Allen did grant her a consolatory blink-and-you’ll-miss-it moment as “Alvy’s date outside theatre”, but Weaver soon accepted an invitation to shoot a space thriller at Pinewood Studios, in Britain, with an up-and-coming director named Ridley Scott. It seemed as much a character study — “Ten Little Indians”, as she puts it — as an overt shock-horror thriller. And the rest is entertainment legend.
Look back at Alien, 30 years old next year, and it’s not only remarkable for the fact that crew members clamber out of their suspended animation pods and start smoking like there’s no tomorrow — “It’s so boring in space, what else are you going to do?” — or the fact that Weaver’s pre-Lycra half-mast underwear (which, gallantly, they only strip her down to at the end) seems to be reacting to its own gravitational pull. It’s that Weaver is so comfortably feminine compared with how the role would be cast today.
“Ripley was really an ordinary person put into an extraordinary set of circumstances,” she says. “Whereas now, if you’re a female action star, you’re not a real person, you’re supercharged. Actually, the reason I got the job is that the producer [Alan Ladd Jr) got all the secretaries in the building to come and watch my screen test. He said, ‘Do you like her?’ And they said, ‘Yes.’ They got me the part.”
In space, the slogan went, no one can hear you scream, though they are probably still registering the groans of disappointment as Aliens was followed by Alien³ (Ripley dies), Alien: Resurrection (Ripley returns as a clone) and the recent Alien vs Predator films (no Ripley at all), which tells you everything about courting today’s key male teen demographic. It was different in the 1970s. “The goal wasn’t to make money, it was to leave something. To make a great movie was, in itself, everything.”
But we are going down Ripley Road again. Siggy must be off. “Thank you. I ate like a horse,” she says (she did). Since her only child, a daughter, left home for university, she’s been coping with empty-nest syndrome, spending a lot of time with the drama students at the off-Broadway Flea Theater, run by her husband, the director Jim Simpson. She goes to purchase her “kids” a big pumpkin cake from the counter. Tonight they’re doing Cato, by Joseph Addison, reportedly George Washington’s favourite play, and she kindly invites me along.
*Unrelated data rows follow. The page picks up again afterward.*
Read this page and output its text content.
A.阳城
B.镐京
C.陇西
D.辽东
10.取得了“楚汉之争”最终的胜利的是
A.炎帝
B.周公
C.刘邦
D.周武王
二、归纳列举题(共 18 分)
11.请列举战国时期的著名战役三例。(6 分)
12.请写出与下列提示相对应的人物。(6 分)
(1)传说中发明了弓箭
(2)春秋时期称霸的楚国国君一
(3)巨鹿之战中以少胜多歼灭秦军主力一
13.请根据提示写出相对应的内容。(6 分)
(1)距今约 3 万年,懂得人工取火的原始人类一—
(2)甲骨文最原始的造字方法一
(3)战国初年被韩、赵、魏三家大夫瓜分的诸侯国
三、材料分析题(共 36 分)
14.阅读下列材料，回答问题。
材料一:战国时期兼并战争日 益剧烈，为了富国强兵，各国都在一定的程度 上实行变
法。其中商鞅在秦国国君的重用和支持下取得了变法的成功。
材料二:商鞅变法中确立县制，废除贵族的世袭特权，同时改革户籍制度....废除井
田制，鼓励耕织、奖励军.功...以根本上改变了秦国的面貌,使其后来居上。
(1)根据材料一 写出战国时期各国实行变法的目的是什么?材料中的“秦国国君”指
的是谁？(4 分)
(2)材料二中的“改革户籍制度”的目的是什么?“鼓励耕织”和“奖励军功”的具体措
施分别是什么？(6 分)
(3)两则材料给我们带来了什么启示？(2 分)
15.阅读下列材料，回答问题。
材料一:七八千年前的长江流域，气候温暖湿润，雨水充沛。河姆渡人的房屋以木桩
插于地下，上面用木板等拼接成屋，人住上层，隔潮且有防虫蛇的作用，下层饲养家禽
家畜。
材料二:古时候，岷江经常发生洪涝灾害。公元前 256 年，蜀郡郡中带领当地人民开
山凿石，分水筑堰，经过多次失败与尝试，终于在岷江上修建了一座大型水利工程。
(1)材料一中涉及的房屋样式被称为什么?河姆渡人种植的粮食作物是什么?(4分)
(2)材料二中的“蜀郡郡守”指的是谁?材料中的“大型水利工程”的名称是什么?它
Sadly, I have to fly home.
“You’re nice not to ask all those horrible questions about parts for women and all that stuff,” Weaver says. “For me, if you can hang in there, your parts really get more and more interesting as you get older.” There are other things in the offing: a voice in the animated feature The Tale of Despereaux; a television movie, Prayers for Bobby, about a gay-rights campaigner. Avatar, however, will blow everything away, she says: “I’m all for doing a play in a barn in leotards, but when you see what Jim’s been able to do and how beautiful the 3-D is, it’s very powerful. A lot of people won’t want to leave the movie theatre.”
As to what happens in it, other than that she plays a futuristic botanist, a three-line whip has been laid down. “It’ll be worth the wait,” is all she will offer. To tell me would necessitate killing me. Torching me with a flame-thrower, maybe? Perhaps in those saggy old pants.